Trump then launched a Twitter rant against Rapinoe. “Megan should WIN first before she TALKS!” the president tweeted. “Finish the job!” Trump also extended an official invitation to the whole team, “win or lose,” a retort to Rapinoe saying she didn’t think the team would be invited, even if they won.
Several of her U.S. teammates have publicly supported her comments.
Press lauded her captain as a warrior. “Over the course of my career, I’ve been privileged to play alongside Megan… She’s always been unique in her style and flair and off the field she’s also a warrior,” Press told reporters. “It’s been beautiful to see her fearlessness ... that she won’t back away, she doesn’t shy away—instead it’s the opposite. And that’s something that, as an athlete, is incredible and as a human even more so.”
AND THE FIGHT GOES ON
The women’s team is practiced in fighting injustice. Earlier this year, USWNT sued the U.S. Soccer Federation for “purposeful gender discrimination,” and equal pay to their male counterparts.

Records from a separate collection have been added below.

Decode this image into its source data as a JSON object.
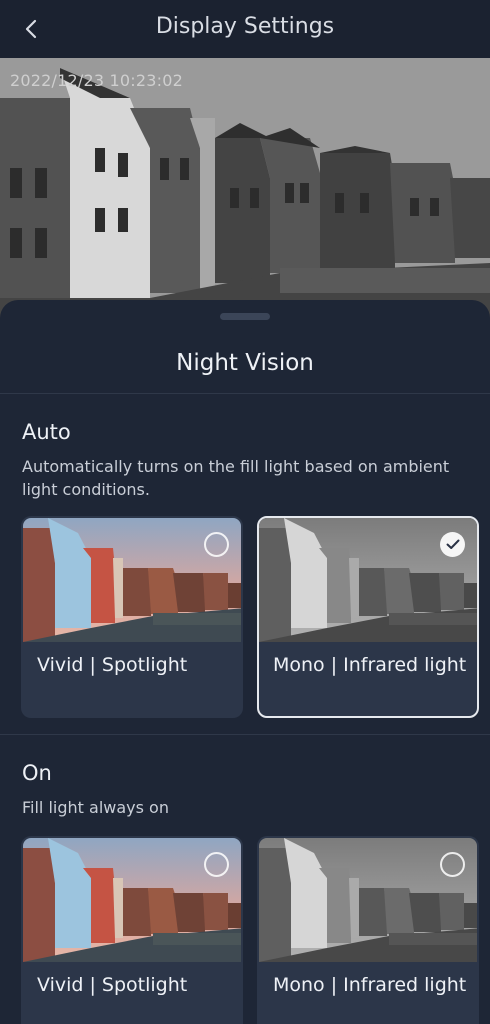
{
  "header": {
    "title": "Display Settings",
    "back_icon": "back-chevron-icon"
  },
  "preview": {
    "timestamp": "2022/12/23 10:23:02"
  },
  "sheet": {
    "title": "Night Vision",
    "sections": [
      {
        "title": "Auto",
        "description": "Automatically turns on the fill light based on ambient light conditions.",
        "options": [
          {
            "label": "Vivid | Spotlight",
            "selected": false
          },
          {
            "label": "Mono | Infrared light",
            "selected": true
          }
        ]
      },
      {
        "title": "On",
        "description": "Fill light always on",
        "options": [
          {
            "label": "Vivid | Spotlight",
            "selected": false
          },
          {
            "label": "Mono | Infrared light",
            "selected": false
          }
        ]
      }
    ]
  },
  "colors": {
    "background": "#1b2230",
    "sheet": "#1e2636",
    "card": "#2c3649",
    "accent": "#e6e9ee"
  }
}
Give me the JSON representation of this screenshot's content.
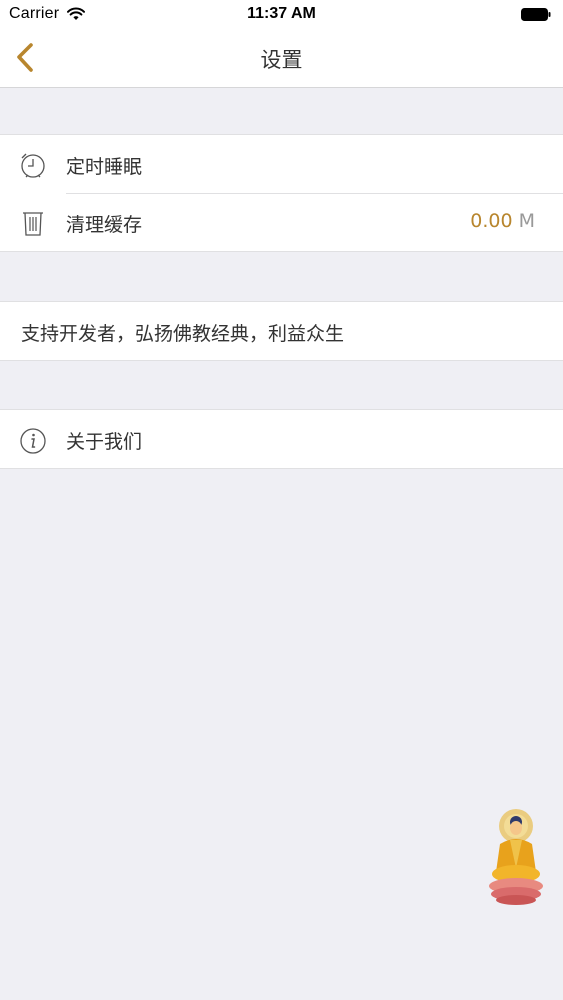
{
  "status_bar": {
    "carrier": "Carrier",
    "time": "11:37 AM"
  },
  "nav": {
    "title": "设置",
    "back_icon": "chevron-left-icon"
  },
  "settings": {
    "group1": {
      "sleep_timer": {
        "label": "定时睡眠",
        "icon": "alarm-clock-icon"
      },
      "clear_cache": {
        "label": "清理缓存",
        "icon": "trash-icon",
        "value": "0.00",
        "unit": "M"
      }
    },
    "group2": {
      "support": {
        "label": "支持开发者，弘扬佛教经典，利益众生"
      }
    },
    "group3": {
      "about": {
        "label": "关于我们",
        "icon": "info-icon"
      }
    }
  },
  "floating": {
    "icon": "buddha-figure-icon"
  },
  "colors": {
    "accent": "#b8862e",
    "background": "#efeff4",
    "cell": "#ffffff",
    "separator": "#e0e0e2"
  }
}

The team’s struggle for fair treatment from their own organization has followed them all the way to the finals.
FIFA scheduled two international men’s championships on the same day as the women’s final, after the World Cup date had already been set. Rapinoe said the stacked scheduling was just another slight to the reigning world champions. “It’s ridiculous, and disappointing, to be honest,” she said. FIFA defended the decision, saying the back-to-back championships will boost attention for all involved.